Ernest "Sandy” Marshall, representing the Federation of Manatee Community Associations, has also been a solid provider of common sense every time this issue comes up. Marshall said the Federation strongly supported collecting 100 percent of the prescribed fees and that they very clearly have not slowed growth in Manatee and Sarasota counties where transplants continue to pour in year after year. He also pointed out that even if new homes are slightly more expensive, that lifts the price of existing properties, leading to growth in revenues from ad valorem taxes.

Glen Gibellina, a citizen activist who has long championed a focus on affordable housing while deriding proposed developments that don’t include it (especially when they seek density increases), said that if we want to look at impact fees, let’s only look at the ones on affordable units. Gibellina suggested we collect 100 percent on every new home with a sale price over $100,000, and then waive them completely for houses under that amount. "People buying a $350,000 house can afford those fees,” argued Gibellina. "When you’re collecting $20,000 in fees on an $80,000 house, that’s gonna be a fifth of that person’s mortgage.”

Commissioner Betsy Benac pointed out that by state law they cannot waive impact fees for any class of homes but said that there was a bill in the legislature that sought to give local governments that latitude. She said she agreed they needed to "look at” affordable housing and the 600 sq ft minimum unit size that Gibellina also lampooned. 

However, the point is, the board doesn’t look at those things, because they are of no interest to the developers who put and keep them in office. Developers like minimum square footage, they hate affordable housing requirements, and they hate impact fees. Consider that and then consider the way our meetings are run and which issues are given the most consideration and you’ll see quite clearly who really runs this county. 

Commissioner Robin DiSabatino was the only enthusiastic voice for collecting the fees at 100 percent, reasoning that since it’s only become more expensive to build needed infrastructure since the study was done in 2015, the idea that we needed less than the experts told us we needed then didn’t hold water. "I don’t even understand why we’re here talking about this,” DiSabatino said rhetorically, though some of the commissioners seemed to take it literally.

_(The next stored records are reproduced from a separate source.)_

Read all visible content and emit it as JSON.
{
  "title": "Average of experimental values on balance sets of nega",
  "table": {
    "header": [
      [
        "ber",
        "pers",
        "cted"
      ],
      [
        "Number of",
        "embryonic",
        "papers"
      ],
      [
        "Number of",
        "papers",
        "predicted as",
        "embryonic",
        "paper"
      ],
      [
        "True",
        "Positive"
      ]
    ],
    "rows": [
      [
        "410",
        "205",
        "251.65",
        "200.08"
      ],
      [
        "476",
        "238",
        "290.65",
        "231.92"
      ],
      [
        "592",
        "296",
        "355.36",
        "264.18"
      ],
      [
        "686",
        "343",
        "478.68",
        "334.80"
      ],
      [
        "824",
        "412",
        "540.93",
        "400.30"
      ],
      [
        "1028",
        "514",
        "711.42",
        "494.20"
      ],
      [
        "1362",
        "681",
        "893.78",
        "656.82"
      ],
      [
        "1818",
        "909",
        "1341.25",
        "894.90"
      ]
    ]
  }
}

Not coincidentally, DiSabatino announced this week that she will not be seeking reelection in November. Having tried to fight the good fight for almost eight years, she too feels as though her head might spontaneously combust at any moment and has decided that floating on a sailboat in the Bahamas with a margarita in her hand is a better way to spend her golden years. Who can blame her? Things won’t change until more people wake up and take notice, stop casting uninformed, straight-ticket votes and make commissioners fear voter accountability more than developer disloyalty.

Being a commissioner in Manatee County is a good way to feel important, take home a six-figure compensation package for a part-time job with superb benefits, and pad your retirement for a decade or so. It’s not at the moment, however, a good way to fight corruption, improve the quality of life for regular citizens, and be a responsible steward for future generations. Far too many powerful interests find the latter much too inconvenient to abide. So long as the voters and commissioners allow that to be the case, nothing will change.